The Influence of Pr and Nd Substitution on Hydrogen Storage Properties of Mechanically Alloyed (La,Mg)2Ni7-Type Alloys

Abstract

The (La,Mg)2Ni7-type alloys are candidates for hydrogen storage materials. In this study, mechanical alloying with subsequent annealing under the argon atmosphere at 1123 K for 0.5 h is applied to produce La1.5−xPrxMg0.5Ni7 and La1.5−xNdxMg0.5Ni7 alloys (x = 0, 0.25, 0.5, 1). A shaker-type ball mill is used in the study.
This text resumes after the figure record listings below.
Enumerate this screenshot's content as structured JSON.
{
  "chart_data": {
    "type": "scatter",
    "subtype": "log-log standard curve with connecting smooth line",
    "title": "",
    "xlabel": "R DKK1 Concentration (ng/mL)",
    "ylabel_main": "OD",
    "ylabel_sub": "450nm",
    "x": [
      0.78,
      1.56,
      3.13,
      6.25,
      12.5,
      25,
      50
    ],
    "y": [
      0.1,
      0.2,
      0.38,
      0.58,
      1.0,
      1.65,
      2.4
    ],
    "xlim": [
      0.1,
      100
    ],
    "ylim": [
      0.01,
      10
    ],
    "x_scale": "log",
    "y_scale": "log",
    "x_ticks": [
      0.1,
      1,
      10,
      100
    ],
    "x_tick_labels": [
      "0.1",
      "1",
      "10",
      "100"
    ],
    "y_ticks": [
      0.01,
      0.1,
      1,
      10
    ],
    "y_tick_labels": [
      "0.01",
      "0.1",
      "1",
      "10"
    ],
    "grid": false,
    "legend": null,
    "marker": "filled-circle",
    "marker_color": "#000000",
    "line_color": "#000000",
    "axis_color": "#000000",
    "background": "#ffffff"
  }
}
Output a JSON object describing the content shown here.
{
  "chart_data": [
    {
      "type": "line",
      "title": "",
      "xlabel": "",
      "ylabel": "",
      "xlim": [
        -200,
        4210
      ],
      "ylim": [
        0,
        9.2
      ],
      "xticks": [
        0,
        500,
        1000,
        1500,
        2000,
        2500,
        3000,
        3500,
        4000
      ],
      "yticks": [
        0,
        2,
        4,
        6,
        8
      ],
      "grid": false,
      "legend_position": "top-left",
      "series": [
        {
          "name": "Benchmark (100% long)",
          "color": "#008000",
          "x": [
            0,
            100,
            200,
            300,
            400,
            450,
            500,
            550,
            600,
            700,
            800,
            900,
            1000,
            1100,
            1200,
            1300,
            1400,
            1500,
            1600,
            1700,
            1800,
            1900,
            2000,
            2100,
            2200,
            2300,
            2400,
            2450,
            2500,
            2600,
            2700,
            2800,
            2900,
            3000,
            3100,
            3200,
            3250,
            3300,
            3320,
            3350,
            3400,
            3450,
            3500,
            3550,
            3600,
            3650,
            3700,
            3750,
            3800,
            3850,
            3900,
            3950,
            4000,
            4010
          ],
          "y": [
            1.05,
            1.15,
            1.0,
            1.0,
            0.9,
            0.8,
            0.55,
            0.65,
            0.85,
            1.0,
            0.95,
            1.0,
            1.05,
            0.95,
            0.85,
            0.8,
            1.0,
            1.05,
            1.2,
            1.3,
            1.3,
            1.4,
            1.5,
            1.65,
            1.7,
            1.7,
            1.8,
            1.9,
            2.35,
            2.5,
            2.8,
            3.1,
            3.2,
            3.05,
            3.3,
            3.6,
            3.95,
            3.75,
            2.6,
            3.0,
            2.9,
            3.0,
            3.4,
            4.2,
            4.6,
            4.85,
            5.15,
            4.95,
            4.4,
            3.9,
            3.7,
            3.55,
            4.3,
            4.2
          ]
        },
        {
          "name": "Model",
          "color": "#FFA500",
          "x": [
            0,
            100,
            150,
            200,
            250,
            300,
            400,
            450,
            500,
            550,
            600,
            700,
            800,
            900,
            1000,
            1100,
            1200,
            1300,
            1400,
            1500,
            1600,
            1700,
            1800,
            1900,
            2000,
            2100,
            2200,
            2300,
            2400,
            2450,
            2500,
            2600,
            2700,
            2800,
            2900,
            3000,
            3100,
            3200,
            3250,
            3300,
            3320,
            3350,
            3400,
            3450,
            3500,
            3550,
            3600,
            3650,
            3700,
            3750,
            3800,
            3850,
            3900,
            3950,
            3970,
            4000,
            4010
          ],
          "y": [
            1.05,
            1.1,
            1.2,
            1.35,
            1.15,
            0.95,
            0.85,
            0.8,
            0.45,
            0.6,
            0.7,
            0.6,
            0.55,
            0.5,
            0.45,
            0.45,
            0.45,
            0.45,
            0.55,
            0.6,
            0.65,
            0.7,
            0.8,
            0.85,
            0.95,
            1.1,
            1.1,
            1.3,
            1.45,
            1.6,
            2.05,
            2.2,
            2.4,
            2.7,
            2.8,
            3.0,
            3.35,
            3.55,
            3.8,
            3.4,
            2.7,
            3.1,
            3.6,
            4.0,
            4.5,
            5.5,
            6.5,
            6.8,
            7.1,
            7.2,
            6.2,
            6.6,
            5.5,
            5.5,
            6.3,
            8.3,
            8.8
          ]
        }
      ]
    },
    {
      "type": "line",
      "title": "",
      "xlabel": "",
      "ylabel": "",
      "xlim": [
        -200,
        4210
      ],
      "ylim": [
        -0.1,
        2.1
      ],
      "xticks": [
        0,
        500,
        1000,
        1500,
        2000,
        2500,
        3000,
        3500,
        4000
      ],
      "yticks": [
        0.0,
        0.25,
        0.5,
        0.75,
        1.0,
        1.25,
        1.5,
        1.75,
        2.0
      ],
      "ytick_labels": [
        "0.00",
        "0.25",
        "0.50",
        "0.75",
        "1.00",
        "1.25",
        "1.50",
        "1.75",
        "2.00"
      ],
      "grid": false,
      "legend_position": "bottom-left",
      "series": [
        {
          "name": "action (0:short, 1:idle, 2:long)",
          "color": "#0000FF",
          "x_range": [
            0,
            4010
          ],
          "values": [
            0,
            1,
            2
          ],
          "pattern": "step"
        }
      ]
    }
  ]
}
The objective of the present study is to investigate the influence of the amount of Pr or Nd in the La-Mg-Ni alloy on the electrochemical, hydrogenation and dehydrogenation properties of (La,Mg)2Ni7-type materials. The x-ray diffraction analysis reveals the formation of multi-phase structure materials. The obtained alloys were studied by a conventional Sievert’s type apparatus at 303 K. It has been observed that a chemical modification by Pr and Nd can affect the kinetics of the hydrogen absorption process and the maximum hydrogen storage capacity. Moreover, the stability of the electrochemical discharge capacity during cyclic work of the (La,Mg)2Ni7-type alloys is improved by a substitution with the La by Pr or Nd atoms.